Personal information
- Born: 12 December 1928
- Died: 5 July 1978 (aged 49)
- Height: 5 ft 4 in (163 cm)
- Sporting nationality: South Africa
- Residence: Natal Province, South Africa
- Spouse: Suminthra
- Children: 5

Career
- Status: Professional
- Professional wins: 8

Best results in major championships
- Masters Tournament: DNP
- PGA Championship: DNP
- U.S. Open: DNP
- The Open Championship: 13th: 1963

= Sewsunker Sewgolum =

South African professional golfer

Sewsunker "Papwa" Sewgolum (OIS) (12 December 1928 – 5 July 1978) was a South African professional golfer of ethnic Indian origin, who carved a niche for himself in golfing folklore when he became the first golfer of colour to win a provincial open in South Africa. He became a symbol of the sports boycott movement when pictures of him receiving his trophy outdoors in the rain were published across the world: due to apartheid, he was not allowed to enter the clubhouse.

==Professional career==
Sewgolum began his career as a caddie. Sewgolum was a caddie for amateur golfer Graham Wulff. Impressed by Sewgolum's great talents, Wulff arranged for him to try to qualify for the 1959 Open Championship and participate in the Dutch Open that summer. Sewgolum qualified for the Open Championship when he shot a 71 and won the Dutch Open. He would go on to successfully defend his championship the following year. He was noted for his unconventional grip, holding the club with his right hand above the left.

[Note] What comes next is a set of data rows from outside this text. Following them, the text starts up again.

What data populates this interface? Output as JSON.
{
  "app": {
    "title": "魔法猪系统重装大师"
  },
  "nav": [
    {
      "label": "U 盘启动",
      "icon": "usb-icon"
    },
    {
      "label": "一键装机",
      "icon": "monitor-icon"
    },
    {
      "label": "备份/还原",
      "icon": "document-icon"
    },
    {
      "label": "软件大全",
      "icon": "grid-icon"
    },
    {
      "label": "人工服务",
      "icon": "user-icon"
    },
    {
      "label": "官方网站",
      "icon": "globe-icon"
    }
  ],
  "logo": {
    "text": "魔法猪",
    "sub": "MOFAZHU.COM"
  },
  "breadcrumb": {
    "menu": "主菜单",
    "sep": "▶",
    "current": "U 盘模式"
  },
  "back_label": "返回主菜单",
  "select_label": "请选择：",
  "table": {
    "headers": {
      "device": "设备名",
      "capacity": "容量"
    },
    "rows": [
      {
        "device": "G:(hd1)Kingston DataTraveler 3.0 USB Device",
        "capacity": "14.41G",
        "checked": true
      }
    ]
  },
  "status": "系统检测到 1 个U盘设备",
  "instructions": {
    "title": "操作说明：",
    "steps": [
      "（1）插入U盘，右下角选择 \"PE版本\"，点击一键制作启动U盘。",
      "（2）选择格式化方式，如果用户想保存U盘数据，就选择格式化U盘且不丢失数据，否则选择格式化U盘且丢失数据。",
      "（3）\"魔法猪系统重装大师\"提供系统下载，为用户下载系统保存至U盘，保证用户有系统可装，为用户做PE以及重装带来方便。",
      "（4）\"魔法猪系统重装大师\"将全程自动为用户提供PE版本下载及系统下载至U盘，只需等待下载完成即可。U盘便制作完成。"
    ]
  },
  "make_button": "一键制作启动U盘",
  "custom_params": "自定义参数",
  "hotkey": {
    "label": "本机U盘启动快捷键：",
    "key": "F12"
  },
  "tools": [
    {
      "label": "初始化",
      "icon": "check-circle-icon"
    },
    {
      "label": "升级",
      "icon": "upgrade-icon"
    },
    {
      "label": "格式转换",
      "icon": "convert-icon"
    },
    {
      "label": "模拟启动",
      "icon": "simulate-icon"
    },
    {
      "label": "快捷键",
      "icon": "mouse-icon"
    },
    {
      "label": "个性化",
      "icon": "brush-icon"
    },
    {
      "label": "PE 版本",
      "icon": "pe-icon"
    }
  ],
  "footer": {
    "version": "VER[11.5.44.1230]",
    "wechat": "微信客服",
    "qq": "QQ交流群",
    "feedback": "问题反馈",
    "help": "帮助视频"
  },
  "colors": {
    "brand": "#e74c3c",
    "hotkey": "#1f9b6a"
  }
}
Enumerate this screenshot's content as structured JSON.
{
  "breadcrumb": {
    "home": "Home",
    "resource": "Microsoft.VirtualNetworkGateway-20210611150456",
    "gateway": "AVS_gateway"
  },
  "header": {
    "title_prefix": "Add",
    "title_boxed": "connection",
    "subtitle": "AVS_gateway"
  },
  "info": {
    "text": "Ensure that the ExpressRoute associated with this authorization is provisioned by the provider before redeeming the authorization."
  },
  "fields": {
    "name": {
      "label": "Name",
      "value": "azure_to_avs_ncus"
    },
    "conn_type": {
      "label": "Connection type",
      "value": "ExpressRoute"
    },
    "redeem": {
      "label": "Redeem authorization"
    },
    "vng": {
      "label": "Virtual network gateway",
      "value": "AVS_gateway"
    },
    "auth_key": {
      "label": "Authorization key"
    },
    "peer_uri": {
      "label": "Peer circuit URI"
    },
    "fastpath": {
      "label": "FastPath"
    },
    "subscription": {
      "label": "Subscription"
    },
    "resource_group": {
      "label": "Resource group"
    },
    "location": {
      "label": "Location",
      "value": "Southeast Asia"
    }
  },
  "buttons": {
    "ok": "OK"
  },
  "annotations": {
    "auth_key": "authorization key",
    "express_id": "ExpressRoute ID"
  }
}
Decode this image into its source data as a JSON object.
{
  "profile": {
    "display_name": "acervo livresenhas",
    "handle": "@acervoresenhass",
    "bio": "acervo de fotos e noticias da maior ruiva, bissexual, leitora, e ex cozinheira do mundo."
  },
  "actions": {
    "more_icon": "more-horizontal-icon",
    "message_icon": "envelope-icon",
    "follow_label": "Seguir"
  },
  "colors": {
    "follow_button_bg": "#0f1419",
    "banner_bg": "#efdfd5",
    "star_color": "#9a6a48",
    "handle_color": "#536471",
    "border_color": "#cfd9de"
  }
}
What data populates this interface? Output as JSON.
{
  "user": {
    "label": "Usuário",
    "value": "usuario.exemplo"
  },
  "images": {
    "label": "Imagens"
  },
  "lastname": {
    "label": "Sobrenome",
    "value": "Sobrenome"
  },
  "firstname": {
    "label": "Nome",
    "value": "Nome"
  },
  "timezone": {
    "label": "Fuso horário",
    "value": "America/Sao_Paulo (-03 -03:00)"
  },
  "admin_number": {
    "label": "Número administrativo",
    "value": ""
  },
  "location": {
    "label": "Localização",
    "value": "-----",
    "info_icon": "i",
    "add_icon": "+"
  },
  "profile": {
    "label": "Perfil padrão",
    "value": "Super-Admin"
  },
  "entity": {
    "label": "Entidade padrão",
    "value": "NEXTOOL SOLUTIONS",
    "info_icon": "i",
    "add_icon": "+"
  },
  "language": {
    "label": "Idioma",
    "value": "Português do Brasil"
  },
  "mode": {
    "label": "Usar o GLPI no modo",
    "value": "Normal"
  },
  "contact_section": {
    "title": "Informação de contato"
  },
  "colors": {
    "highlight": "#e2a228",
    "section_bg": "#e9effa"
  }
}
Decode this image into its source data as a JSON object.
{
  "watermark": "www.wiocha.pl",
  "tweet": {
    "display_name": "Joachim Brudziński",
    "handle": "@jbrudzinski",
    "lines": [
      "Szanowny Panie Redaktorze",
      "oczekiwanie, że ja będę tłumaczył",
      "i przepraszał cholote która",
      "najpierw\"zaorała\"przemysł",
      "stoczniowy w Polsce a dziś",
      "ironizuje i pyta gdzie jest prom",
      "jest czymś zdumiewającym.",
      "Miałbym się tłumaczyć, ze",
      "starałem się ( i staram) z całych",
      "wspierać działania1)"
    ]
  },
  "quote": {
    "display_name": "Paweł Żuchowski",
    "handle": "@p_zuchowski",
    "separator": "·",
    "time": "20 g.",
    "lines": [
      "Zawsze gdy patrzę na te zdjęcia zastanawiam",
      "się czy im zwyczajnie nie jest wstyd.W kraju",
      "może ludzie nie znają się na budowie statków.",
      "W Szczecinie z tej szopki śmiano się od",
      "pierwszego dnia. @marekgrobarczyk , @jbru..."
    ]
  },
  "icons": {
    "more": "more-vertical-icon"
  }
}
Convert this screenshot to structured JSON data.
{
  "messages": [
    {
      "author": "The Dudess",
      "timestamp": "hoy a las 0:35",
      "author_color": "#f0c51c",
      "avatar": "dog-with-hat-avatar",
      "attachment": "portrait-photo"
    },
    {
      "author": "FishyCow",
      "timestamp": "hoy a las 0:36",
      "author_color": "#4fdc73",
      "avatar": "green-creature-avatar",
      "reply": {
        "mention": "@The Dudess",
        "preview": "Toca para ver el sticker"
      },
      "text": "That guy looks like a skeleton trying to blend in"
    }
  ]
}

In 1961, Sewgolum was the first non-white to take part in the South African Open. Just two years after he broke the color barrier he finished second, losing by one shot to Afrikaner Retief Waltman.

Later in 1963, he caused a stir when he beat 103 white golfers, including Harold Henning, at the Natal Open. He was the first non-white person to win an event on the South Africa circuit. He also performed admirably later in the summer at the 1963 Open Championship, shooting 71-74-73-72 to finish in solo 13th. Among the many South African golfers at the event, Gary Player was the only one to score better than Sewgolum, beating him by three shots. It was Sewgolum's best ever finish in a major. The next year he won the Dutch Open for the third and final time. He also won the 1964 Cock of the North, an event in Zambia.

In 1965, he won the Natal Open for the second time, defeating runner-up Gary Player. Even more famous than his victory, however, was the trophy presentation. Sewgolum was forced to accept the trophy outside of Durban Country Club in the rain. Indian, Colored and black people were not allowed in the clubhouse, otherwise the club could lose its liquor license. Sewgolum's performance received worldwide attention and was covered by The New York Times. He would return to defend his championship in February 1966 but would finish in fourth place with a score of 292, six behind Player. The following year, in 1967, Sewgolum would nearly win the Dutch Open for the fourth time, finishing two behind England's Peter Townsend.

In addition to his achievements in mainstream events, Sewgolum was also the winner of a number of non-white golfing championships in South Africa. His success embarrassed the apartheid government, however, and he was ultimately banned from playing golf or even entering a golf course as a spectator.

== Personal life ==
Sewgolum had five children with his wife, Suminthra. He would die impoverished in 1978 at the age of 49.

== Legacy ==
A number of books and films have been created based on his legacy. They include the 2005 film Papwa: The Lost Dream of a South African Golfing Legend. A decade later, the biography Papwa: Golf's Lost Legend was published. It was written by Maxine Case.

==Professional wins==
this list may be incomplete

===Southern Africa wins (5)===
- 1963 Natal Open, Grand Prix (Royal Durban)
- 1964 Cock of the North (Zambia)
- 1965 Natal Open
- 1966 Bata Bush Babes Tournament (Rhodesia)

===European wins (3)===
- 1959 Dutch Open
- 1960 Dutch Open
- 1964 Dutch Open

== Honours and awards ==
- Sewgolum received a posthumous achievement award from President Thabo Mbeki in 2003, the Silver Medal in the Order of Ikhamanga.
- Durban has a golf course named after him. The Papwa Sewgolum Municipal Golf Course is an 18-hole flat woodland course situated in the suburb of Reservoir Hills.

==Results in major championships==

| Tournament | 1959 | 1960 | 1961 | 1962 | 1963 | 1964 | 1965 | 1966 | 1967 | 1968 | 1969 | 1970 |
|---|---|---|---|---|---|---|---|---|---|---|---|---|
| The Open Championship | CUT | CUT |  |  | 13 | CUT |  |  | 53 |  |  | CUT |

Note: Sewgolum only played in The Open Championship.